The biggest disadvantage of being raised by my single father was having to eat his cooking. My father and I both viewed cooking as a mysterious, unfathomable process on par with raising a child from the dead or constructing a nuclear submarine using nothing but a hatchet. There was something vaguely suspicious about it, and we avoided it at all costs.

As a result, we subsisted almost entirely on 1 percent milk and industrial-size bags of trail mix. This seemed perfectly normal until my first day of second grade, when I took a seat at the cafeteria table. Around me, my classmates grasped their Disney lunchboxes and began removing Lunchables, Dunkaroos and Fruit by the Foot. I, on the other hand, opened a squashed brown paper bag to behold a sandwich that would eventually come to be known as the Tom Harman special: whole-wheat pita bread smeared with organic, non-hydrogenated peanut butter and Polaner’s All-Fruit, stuffed in a plastic baggie and topped with a large apple. The location of the apple was key, as it squished all the jelly out of the sandwich and into the baggie. My Frito-munching classmates stopped chewing and stared at me as if I produced a dead mouse. Even the teacher wrinkled her nose.

From then on, I took responsibility for grocery shopping. It didn’t matter what I bought; we weren’t going to eat it anyway. Every week I removed the previous week’s rotting fruits and vegetables from the refrigerator door to make room for new ones, only to reopen the fridge a week later and perform the same ritual. For us, grocery shopping was a matter of habit, like brushing your teeth before bed or saying “Bless you” after someone sneezes. In time, it became as ritualistic as a Thanksgiving turkey—except we didn’t really have one of those either. Our holiday meal strategy revolved around exploiting my father’s status as the only single man in the neighbourhood in order to extract dinner invitations from a group of women we privately referred to as ‘the church ladies’—a gaggle of thirty-somethings from the Presbyterian church. This worked so well that we often ended up with multiple invitations and thus attended three or four Thanksgiving dinners.

My father’s most memorable attempt at cooking occurred when I was in eleventh grade. Prepared in a bathtub-sized pot, his creation included all of the rotting vegetables from the crisper, plus whatever seasonings happened to be within arm’s reach, including most of a box of baking soda. It was promptly christened ‘concentration camp soup,’ and though neither of us ate it, we couldn’t bring ourselves to throw it away, either. After a few days it became clear that if we didn’t do something with it soon, it would crawl out of the pot and attack us.

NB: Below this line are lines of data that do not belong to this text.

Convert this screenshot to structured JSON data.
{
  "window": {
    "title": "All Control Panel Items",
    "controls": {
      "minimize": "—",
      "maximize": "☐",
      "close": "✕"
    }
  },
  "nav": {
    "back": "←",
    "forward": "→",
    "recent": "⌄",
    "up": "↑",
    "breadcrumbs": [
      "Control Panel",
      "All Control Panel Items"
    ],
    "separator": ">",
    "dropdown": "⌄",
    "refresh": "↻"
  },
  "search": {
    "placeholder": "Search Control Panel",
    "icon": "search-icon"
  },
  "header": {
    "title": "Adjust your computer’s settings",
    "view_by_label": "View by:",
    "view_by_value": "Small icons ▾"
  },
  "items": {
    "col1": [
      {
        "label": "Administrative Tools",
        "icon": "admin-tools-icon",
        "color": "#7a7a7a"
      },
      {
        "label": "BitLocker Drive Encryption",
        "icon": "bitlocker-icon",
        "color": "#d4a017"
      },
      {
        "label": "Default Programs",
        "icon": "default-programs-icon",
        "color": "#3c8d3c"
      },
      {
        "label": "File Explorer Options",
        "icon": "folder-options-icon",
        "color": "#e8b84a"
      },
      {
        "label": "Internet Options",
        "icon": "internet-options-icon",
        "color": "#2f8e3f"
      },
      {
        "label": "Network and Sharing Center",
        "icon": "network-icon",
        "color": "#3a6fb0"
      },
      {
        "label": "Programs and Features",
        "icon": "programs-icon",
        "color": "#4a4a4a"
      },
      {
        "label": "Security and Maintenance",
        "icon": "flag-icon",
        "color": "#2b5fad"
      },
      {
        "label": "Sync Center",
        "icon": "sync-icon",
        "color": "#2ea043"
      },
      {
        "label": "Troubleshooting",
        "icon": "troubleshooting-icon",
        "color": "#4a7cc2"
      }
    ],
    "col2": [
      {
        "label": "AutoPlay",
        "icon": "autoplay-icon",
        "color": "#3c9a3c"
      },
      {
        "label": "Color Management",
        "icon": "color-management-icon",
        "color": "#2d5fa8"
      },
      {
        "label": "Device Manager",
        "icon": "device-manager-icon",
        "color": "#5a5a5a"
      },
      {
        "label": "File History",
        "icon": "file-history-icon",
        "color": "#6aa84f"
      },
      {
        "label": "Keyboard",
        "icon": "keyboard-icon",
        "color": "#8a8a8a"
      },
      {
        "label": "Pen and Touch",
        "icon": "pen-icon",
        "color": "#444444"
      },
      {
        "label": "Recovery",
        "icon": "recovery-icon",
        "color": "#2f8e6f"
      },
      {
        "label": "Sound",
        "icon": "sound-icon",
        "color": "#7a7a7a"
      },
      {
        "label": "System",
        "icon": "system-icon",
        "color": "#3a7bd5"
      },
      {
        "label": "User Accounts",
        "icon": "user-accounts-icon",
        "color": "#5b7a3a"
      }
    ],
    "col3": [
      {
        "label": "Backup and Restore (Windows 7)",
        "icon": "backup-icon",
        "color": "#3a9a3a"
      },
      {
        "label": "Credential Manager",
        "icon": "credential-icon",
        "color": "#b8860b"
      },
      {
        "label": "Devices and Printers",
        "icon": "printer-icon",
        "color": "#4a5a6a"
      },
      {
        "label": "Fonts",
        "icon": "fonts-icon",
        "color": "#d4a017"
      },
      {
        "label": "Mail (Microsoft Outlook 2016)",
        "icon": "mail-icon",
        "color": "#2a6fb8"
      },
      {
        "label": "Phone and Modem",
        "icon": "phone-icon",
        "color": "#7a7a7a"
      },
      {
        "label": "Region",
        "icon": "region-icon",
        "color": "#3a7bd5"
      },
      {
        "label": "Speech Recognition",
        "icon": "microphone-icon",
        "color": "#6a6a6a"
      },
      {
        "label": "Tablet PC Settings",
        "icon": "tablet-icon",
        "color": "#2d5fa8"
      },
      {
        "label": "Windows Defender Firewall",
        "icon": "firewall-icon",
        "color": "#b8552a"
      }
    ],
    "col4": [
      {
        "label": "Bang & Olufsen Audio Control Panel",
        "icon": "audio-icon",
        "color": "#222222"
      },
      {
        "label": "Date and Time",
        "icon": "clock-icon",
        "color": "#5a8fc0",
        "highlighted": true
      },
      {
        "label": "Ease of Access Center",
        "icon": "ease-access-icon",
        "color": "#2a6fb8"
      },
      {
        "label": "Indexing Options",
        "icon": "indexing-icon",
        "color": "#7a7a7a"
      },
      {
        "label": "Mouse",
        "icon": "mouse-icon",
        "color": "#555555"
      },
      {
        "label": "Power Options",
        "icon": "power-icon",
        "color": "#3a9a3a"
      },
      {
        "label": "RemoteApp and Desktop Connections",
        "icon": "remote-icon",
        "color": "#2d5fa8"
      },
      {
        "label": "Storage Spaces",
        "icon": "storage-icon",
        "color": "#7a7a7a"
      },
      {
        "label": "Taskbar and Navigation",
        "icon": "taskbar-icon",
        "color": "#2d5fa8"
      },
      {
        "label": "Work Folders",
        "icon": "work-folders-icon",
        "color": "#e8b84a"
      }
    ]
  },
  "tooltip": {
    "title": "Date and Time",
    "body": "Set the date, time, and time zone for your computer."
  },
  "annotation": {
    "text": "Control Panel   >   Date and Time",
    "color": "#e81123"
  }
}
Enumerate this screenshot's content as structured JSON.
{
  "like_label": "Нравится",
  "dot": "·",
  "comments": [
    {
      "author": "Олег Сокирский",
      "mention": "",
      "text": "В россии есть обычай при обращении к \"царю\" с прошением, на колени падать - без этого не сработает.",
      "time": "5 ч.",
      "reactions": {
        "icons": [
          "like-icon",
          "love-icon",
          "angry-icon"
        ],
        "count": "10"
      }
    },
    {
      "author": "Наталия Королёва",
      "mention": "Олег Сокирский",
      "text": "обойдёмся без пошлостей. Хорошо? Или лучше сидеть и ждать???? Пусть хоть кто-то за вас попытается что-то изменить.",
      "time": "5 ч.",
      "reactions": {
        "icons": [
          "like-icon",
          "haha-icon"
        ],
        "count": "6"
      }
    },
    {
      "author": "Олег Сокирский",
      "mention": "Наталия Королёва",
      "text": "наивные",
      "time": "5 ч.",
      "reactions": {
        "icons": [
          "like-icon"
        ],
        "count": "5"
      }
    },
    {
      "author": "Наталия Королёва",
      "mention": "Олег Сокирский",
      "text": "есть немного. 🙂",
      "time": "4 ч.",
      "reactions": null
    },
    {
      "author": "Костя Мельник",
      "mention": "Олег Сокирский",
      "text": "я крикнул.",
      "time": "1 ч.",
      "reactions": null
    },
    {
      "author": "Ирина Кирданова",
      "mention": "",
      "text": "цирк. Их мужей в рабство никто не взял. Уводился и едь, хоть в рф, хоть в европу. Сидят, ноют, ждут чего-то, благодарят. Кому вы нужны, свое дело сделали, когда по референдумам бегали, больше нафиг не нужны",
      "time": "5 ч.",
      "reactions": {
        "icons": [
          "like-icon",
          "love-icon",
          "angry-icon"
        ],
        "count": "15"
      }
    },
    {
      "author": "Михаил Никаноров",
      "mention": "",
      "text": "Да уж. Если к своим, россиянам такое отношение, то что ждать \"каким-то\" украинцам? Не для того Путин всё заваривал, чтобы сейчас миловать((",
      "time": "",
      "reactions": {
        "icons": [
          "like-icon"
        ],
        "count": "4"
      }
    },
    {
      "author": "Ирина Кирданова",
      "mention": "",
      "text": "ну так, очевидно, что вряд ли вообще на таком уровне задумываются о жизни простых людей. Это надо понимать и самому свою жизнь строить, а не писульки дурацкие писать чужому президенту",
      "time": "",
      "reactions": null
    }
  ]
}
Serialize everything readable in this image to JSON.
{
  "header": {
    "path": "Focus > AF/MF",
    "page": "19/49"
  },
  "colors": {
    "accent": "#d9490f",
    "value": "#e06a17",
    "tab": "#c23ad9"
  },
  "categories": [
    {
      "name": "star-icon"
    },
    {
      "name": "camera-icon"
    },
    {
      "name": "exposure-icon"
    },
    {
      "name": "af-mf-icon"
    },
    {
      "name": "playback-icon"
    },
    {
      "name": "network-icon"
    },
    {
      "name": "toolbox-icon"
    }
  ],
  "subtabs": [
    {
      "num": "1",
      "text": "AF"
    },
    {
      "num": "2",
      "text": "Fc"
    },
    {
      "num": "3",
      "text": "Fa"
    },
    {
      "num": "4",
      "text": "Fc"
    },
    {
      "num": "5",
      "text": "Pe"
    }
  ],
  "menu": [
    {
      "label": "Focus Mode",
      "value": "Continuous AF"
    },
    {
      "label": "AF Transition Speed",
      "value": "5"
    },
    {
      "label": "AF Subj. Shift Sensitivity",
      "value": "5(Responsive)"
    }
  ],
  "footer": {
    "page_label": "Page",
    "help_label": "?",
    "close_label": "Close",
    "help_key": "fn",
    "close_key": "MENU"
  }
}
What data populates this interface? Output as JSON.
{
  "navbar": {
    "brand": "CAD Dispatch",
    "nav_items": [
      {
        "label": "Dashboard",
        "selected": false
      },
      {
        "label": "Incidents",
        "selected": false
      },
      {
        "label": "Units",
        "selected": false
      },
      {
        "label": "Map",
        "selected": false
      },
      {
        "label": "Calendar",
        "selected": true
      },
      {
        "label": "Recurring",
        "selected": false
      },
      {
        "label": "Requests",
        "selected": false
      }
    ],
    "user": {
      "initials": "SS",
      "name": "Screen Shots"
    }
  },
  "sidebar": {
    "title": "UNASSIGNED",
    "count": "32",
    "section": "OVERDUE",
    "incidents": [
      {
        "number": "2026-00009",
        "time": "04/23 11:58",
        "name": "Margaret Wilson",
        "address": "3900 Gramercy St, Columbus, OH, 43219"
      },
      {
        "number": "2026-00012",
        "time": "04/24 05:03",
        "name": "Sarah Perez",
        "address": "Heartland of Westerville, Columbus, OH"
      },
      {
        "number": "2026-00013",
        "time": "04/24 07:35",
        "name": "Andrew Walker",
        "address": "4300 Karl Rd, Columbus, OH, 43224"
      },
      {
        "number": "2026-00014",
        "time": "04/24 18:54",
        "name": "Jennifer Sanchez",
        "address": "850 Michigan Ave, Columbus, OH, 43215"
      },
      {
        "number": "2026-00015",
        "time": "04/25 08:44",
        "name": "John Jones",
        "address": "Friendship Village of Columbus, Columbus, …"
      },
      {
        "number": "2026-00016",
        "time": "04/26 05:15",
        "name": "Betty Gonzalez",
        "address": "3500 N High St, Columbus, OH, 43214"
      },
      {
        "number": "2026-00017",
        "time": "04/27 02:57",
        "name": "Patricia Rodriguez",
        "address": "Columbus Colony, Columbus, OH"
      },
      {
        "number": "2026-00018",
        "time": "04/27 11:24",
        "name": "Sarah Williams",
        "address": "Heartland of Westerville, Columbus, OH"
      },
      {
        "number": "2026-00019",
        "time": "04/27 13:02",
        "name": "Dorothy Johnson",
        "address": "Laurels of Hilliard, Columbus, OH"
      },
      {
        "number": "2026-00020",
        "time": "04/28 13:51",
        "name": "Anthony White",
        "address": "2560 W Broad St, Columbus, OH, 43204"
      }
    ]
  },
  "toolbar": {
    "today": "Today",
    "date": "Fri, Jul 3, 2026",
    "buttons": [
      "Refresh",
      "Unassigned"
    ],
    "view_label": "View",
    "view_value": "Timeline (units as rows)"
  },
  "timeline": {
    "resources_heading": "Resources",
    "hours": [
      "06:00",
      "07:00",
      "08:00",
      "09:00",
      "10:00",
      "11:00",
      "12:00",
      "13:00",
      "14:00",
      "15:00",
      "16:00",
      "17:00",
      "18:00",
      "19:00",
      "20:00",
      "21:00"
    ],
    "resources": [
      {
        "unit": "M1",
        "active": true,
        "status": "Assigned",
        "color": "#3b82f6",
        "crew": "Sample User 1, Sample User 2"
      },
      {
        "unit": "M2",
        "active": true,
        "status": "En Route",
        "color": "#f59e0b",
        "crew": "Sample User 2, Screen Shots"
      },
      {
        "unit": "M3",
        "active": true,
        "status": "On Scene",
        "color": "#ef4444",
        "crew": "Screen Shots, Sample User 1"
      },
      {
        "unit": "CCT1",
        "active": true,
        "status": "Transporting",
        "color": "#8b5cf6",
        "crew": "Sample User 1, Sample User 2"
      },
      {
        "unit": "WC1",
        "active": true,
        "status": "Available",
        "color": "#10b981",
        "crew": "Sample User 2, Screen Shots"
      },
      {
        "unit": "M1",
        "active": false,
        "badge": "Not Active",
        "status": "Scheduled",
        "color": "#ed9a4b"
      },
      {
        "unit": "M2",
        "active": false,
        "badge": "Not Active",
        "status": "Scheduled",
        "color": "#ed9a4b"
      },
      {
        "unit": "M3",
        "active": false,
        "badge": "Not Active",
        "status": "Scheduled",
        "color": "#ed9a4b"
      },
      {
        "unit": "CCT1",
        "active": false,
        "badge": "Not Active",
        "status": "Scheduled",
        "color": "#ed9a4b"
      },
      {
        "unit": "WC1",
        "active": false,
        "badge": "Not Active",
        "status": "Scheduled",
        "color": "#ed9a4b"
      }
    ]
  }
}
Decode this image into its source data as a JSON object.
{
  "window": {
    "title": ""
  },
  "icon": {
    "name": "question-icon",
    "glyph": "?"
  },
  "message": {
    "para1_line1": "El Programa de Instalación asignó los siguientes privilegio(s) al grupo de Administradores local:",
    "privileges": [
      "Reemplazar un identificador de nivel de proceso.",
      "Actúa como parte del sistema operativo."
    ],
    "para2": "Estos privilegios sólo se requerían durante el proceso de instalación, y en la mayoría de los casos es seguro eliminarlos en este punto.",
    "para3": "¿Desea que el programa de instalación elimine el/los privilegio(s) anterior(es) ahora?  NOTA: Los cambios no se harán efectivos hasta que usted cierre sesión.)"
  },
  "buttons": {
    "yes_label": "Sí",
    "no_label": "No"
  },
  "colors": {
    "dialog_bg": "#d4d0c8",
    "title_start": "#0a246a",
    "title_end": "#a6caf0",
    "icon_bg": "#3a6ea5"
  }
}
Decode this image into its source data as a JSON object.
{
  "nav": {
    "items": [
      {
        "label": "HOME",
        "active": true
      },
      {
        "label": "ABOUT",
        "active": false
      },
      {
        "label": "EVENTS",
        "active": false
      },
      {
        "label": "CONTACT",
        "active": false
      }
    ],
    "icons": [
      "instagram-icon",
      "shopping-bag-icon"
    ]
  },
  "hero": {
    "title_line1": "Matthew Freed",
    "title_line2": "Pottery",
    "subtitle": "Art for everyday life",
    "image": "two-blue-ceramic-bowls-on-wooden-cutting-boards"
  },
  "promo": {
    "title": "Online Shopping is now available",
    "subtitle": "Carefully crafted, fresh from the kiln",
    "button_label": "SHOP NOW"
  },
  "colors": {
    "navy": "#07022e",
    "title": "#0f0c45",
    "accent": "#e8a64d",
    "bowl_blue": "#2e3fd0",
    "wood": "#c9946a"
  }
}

Unfortunately, it didn’t get that far. As fate would have it, I had invited a few friends over to swim, including the guy I had crush on. In a moment of weakness, I left them unattended by the pool while I went to change into my swimsuit. When I returned, I found the object of my affection nearly as green as the soup. Needless to say, my father had seized the opportunity to ply his soup on our unsuspecting guests. Being the polite southern boy that he was, my crush had managed to choke down a few spoonfuls before I returned. He never came to my house again, and he ended up asking my best friend—whose mother is famous for her lasagne—to prom.

My father claims I should be thankful, as anyone stupid enough to eat soup the color of a Ninja Turtle clearly didn’t deserve to be my prom date. However, it wasn’t until I arrived at college that I realized just how beneficial my culinary-disadvantaged childhood had been. While my friends moaned and complained about rubbery pizza and institutional French fries, I just smiled quietly. Because after a lifetime of squished peanut butter and pita bread sandwiches, Leo’s is positively delicious.